きんちゃんのぷらっとドライブ&写真撮影

「しんぶん赤旗」の記事を中心に、政治・経済・労働問題などを個人的に発信。
日本共産党兵庫県委員会で働いています。

データは語る 製造業の「本業離れ」

2017-12-07 16:00:35 | 経済・産業・中小企業対策など
データは語る 製造業の「本業離れ」

製造業の大企業で経常利益が営業利益を大幅に上回り続けています。法人企業統計から資本金10億円以上の製造業について、経常利益と営業利益の推移を集計しました。
営業利益はその企業の本業によって得られた利益です。製造業ではものづくりからの利益ということになります。一方、経常利益は営業利益に営業外利益を加え、営業外費用を差し引いたものです。営業外利益には保有株からの配当金や受取利息などが含まれます。営業外費用には支払利息などが含まれます。

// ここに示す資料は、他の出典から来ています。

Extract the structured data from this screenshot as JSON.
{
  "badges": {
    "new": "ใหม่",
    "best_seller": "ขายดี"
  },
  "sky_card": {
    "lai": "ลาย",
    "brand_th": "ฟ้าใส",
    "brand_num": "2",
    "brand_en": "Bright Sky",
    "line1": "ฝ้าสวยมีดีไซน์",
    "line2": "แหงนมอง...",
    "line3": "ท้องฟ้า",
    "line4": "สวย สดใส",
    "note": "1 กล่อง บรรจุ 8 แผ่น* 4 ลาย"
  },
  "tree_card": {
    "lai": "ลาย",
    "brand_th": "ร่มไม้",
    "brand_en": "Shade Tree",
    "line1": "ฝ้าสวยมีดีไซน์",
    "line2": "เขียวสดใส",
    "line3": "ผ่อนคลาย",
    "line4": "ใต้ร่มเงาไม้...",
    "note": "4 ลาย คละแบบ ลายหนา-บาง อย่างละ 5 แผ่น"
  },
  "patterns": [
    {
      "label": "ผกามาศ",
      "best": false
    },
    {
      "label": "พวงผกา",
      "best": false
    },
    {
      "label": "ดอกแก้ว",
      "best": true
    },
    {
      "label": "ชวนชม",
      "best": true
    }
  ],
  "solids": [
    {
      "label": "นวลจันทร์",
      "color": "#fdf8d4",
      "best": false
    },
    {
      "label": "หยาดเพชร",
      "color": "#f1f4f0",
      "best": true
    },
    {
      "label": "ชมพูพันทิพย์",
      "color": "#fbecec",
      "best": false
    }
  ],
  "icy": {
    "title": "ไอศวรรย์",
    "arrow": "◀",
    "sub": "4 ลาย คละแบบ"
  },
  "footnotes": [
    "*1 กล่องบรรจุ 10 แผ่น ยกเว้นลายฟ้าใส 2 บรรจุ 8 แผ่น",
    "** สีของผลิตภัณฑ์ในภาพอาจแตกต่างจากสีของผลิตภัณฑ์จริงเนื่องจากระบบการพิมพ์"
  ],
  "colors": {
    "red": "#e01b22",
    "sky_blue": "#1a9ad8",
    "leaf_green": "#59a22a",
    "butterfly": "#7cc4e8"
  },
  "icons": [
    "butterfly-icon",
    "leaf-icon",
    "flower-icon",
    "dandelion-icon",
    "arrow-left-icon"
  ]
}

経常利益から営業利益を引いた差額は1990年以降、2000年代初頭にかけては、若干の増減はありつつ、ほぼ同額でした。しかし00年代後半から急激に増え、16年度は6兆円にまで達しています。それに伴い、経常利益に占める営業利益の割合は下落し、16年度は63・4%となっています。08年度、09年度が極端に低いのはリーマン・ショックを発端とする経済危機の影響と考えられます。
製造業大企業における収益構造の主軸がものづくりから、投資や金融に移りつつあることを示しています。ものづくりの軽視は、製造業で相次ぐ不祥事と無関係ではないでしょう。
(清水渡)

「しんぶん赤旗」日刊紙 2017年12月7日付掲載


1980年代後半、バブル景気のころです。僕の勤めていた東証1部上場の企業でも、営業利益と経常利益の関係は話題になっていました。
会社の幹部は、経常利益が出ていてもそれだけではダメ。肝心かなめは営業利益だと言っていました。まだ、健全だったのですね。